Venous injuries are less common in blunt trauma. The most frequent evidence is the presence of a thrombus inside the jugular vein that appears as a hypodense tissue inside the hyperdense contrast (Fig. 6.5).
Fig. 6.5
Traumatic thrombosis of the right jugular vein
6.5.3 MR Angiography
Magnetic resonance (MR) imaging is very difficult to be used suitably for a trauma patient. The high magnetic field and long acquisition times make the continuous monitoring of life parameters quite impossible without the presence of nonmagnetic life support equipment. Other disadvantages of the MR exam are the impossibility of evaluating pulmonary parenchyma and of evaluating many districts in a short time as CT can do.

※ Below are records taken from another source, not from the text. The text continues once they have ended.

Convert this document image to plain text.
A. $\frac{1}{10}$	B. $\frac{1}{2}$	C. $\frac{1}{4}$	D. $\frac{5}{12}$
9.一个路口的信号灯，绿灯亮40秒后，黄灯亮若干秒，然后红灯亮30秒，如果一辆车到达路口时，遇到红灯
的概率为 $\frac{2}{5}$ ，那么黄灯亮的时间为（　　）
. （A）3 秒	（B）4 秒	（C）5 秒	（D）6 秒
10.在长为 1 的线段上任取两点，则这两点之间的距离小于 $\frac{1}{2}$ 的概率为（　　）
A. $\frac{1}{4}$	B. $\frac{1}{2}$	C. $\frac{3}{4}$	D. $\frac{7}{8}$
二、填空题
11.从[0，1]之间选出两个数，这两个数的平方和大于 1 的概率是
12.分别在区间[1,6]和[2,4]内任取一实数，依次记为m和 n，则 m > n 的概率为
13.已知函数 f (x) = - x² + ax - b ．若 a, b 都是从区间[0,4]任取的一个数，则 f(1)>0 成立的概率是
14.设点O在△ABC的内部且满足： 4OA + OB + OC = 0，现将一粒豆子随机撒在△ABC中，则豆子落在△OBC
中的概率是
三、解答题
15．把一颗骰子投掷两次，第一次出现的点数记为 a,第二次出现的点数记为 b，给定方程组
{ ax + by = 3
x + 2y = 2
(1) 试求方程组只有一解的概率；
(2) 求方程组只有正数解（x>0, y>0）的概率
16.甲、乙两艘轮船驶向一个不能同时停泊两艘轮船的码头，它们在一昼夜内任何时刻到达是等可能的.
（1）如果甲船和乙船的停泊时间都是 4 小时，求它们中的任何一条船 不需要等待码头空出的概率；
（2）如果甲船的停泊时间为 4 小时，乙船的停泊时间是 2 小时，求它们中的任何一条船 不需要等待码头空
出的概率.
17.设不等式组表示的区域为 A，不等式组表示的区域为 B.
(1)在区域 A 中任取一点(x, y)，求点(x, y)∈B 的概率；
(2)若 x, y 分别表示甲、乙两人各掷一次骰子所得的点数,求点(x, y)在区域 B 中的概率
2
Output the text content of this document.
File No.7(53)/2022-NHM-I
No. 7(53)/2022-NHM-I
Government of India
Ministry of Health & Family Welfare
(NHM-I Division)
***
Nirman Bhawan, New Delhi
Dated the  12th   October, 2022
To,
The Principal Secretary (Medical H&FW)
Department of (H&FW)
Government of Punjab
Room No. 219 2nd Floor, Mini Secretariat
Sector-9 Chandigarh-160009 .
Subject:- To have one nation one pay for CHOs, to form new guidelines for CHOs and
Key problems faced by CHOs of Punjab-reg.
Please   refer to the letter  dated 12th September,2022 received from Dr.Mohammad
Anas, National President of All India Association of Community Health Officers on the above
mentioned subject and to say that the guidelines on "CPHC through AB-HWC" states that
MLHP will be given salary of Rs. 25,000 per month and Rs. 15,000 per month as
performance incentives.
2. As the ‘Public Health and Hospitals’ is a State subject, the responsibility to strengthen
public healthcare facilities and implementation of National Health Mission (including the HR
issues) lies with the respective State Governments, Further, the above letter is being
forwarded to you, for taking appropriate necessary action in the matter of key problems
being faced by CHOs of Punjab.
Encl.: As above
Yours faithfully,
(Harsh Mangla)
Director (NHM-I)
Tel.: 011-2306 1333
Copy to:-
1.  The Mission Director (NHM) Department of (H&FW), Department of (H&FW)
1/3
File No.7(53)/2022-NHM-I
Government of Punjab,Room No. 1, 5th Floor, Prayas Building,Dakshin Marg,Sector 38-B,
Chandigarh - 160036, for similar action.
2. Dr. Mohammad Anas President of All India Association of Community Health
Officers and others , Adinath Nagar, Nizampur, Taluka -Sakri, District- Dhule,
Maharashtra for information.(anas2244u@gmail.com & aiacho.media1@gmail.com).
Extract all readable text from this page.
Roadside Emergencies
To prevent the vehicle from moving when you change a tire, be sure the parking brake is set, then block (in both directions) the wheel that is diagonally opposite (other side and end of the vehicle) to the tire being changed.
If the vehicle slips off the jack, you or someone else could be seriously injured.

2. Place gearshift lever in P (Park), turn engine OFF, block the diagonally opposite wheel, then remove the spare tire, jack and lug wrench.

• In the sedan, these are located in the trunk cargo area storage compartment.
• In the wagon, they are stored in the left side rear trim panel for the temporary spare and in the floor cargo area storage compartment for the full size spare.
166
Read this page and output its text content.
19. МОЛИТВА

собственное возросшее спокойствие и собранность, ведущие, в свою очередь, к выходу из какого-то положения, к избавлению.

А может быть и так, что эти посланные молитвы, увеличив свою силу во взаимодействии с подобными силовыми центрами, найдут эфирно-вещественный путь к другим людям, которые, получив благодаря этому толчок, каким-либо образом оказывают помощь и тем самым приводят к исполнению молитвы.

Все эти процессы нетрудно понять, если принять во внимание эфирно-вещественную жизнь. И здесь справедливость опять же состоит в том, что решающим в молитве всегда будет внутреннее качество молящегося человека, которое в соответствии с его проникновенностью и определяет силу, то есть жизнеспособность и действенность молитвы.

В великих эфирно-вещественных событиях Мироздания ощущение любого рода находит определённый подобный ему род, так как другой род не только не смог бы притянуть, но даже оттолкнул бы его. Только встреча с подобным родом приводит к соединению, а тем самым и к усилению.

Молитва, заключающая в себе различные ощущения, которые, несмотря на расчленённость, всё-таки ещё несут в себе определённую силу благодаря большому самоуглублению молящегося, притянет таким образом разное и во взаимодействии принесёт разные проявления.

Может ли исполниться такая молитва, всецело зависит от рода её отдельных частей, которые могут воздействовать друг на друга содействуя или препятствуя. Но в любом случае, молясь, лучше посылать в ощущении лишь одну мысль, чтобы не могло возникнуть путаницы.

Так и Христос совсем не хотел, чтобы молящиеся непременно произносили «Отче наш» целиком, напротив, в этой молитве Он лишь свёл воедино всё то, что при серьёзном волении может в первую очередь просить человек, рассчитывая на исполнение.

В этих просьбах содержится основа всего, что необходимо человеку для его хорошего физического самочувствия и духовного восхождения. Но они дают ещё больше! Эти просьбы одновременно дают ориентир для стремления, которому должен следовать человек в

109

The advantage of MR exams are that patients are not exposed to ionizing radiation, an advantage when many follow-ups are necessary, especially in young patients (Fig. 6.6). The possibility of evaluating cellular cerebral parenchyma suffering in a very early stage with the use of diffusion-weighted imaging should be an option when clinical evaluation is not possible [24].
Fig. 6.6
Traumatic partial dissection of the right common carotid artery after a blow with the elbow during a sports activity. Axial CT images (a), multiplanar (MPR) curve reconstruction; magnetic resonance (MR) examination control (b, c)
6.5.3.1 Protocol of Study
The angiographic study of epi-aortic vessels with MR could be done with time-of-flight (TOF) sequences without the administration of contrast media or with phase-contrast and contrast enhancement sequences after the administration of gadolinium-based contrast media. The TOF sequences have less spatial resolution than MR angiography post-contrast sequences, but TOF sequences allow a larger scanning volume in a small scanning time. The TOF sequences for their technical characteristics could create some artifacts when blood flow is not linear. The post-contrast angiographic sequences on the other hand could suffer from some artifacts such as segmental blurring or signal intensity loss in the vertebral artery, especially in a young patient where the blood flow is particularly fast. These artifacts (feathering artifacts) are caused by rapidly changing signal intensity in small vascular structures around the vertebral artery during sampling the central part of the K-space. These artifacts could mimic stenosis or dissection of the vertebral artery.